Replying in a split thread to clearly separate where I was wrong. If Gemini is s...

dwohnitmok · 2026-02-21T06:21:52 1771654912

Gemini is an LLM. It playing chess is not relying on a non-LLM module of some sort. I'm just saying that as an LLM, Gemini has a peculiar profile compared to other LLMs (likely an artifact of its post-training process). In particular Gemini is very capable, but also quite misaligned (it will more often actively sabotage users).

> then all we can conclude is that Gemini can play chess well, and we cannot generalize to other LLMs who play about the level of random bot

That's overly reductive. That would be true if we didn't see improvement over time from the other LLMs but we clearly do. In particular, even if Gemini is benchmarkmaxxing, this means that LLMs from other labs will eventually get there as well. Benchmarkmaxxing can be thought of as "premature" reaching of benchmarks. But I can't think of a single benchmark that was benchmarkmaxxed that wasn't eventually saturated by every single LLM provider (because being able to benchmarkmaxx serves as an existence proof that there is an LLM capable of it and as more training gets done on the LLMs the other ones get there).

runarberg · 2026-02-21T15:10:59 1771686659

The problem with benchmaxxing is that lies about the capabilities of the technology. IF all we wanted was a machine that plays chess, we would just use a chess engine, which we have known how to make for decades. If Google wanted Gemini to be able to play chess, it would be much easier (and better; and hellavulat cheaper) to stick a traditional chess engine into their product and defer all chess to that engine.

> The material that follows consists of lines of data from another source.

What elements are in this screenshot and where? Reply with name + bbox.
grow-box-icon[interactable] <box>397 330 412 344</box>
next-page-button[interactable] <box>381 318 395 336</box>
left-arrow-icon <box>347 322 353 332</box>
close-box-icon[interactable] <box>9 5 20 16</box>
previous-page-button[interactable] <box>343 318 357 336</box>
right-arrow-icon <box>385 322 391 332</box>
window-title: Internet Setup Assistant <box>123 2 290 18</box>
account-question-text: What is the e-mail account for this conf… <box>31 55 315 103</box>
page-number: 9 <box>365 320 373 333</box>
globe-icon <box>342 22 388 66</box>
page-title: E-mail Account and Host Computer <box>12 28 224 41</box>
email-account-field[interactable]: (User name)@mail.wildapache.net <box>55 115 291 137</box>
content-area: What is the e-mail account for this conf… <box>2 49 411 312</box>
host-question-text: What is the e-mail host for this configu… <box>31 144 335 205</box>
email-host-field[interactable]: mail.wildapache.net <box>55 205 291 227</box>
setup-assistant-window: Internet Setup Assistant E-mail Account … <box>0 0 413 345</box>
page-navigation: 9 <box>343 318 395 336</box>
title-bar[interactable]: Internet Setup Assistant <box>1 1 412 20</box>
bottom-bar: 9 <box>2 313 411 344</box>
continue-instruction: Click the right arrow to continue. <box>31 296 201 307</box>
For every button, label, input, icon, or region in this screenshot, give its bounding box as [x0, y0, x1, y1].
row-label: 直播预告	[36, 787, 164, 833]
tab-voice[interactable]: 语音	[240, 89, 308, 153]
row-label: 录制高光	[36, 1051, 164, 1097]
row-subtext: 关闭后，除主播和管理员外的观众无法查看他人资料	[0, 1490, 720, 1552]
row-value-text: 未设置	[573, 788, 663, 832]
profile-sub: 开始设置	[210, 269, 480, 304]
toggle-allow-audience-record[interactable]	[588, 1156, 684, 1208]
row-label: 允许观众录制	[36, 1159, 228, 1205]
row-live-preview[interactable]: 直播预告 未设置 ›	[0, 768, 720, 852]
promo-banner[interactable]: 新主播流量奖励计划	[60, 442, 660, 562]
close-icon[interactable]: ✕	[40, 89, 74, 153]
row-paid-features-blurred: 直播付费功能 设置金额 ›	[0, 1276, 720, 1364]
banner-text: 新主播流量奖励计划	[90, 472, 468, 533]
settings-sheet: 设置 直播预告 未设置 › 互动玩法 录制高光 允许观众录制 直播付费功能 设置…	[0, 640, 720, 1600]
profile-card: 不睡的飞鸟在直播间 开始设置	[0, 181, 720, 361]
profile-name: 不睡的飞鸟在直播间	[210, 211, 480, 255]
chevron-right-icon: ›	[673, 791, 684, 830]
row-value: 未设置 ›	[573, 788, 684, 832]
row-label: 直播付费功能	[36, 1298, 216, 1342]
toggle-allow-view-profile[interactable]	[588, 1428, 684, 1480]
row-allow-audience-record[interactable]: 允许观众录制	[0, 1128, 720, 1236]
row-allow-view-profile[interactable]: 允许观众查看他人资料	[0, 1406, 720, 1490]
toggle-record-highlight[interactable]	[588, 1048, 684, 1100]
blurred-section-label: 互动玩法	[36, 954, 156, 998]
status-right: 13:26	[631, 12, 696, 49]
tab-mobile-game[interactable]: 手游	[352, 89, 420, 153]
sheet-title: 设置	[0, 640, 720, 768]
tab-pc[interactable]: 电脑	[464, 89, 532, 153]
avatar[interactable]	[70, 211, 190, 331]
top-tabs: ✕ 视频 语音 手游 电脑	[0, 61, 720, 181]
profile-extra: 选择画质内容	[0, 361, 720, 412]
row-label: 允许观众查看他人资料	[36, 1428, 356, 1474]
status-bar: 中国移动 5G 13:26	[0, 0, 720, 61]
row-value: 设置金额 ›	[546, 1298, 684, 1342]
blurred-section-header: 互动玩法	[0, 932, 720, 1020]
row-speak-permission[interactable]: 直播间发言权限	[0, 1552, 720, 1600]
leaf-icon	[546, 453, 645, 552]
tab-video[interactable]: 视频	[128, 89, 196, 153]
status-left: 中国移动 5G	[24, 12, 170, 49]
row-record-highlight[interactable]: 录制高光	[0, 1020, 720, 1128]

The claim here (way up thread) was: “we have the technology to train models to do anything that you can do on a computer, only thing that's missing is the data”, and the implication is that logic and reasoning is an emerging properties of these models if given enough data and enough parameters. However the evidence seems to suggest otherwise. Logic and reasoning have to be specifically programmed into these models, and even with dataset as vast as online chess games (just lichess has 7.1 billion games), if that claim above were true, chess should be easy for LLMs, but it obviously isn’t. And that tells us something about the limitations of the technology.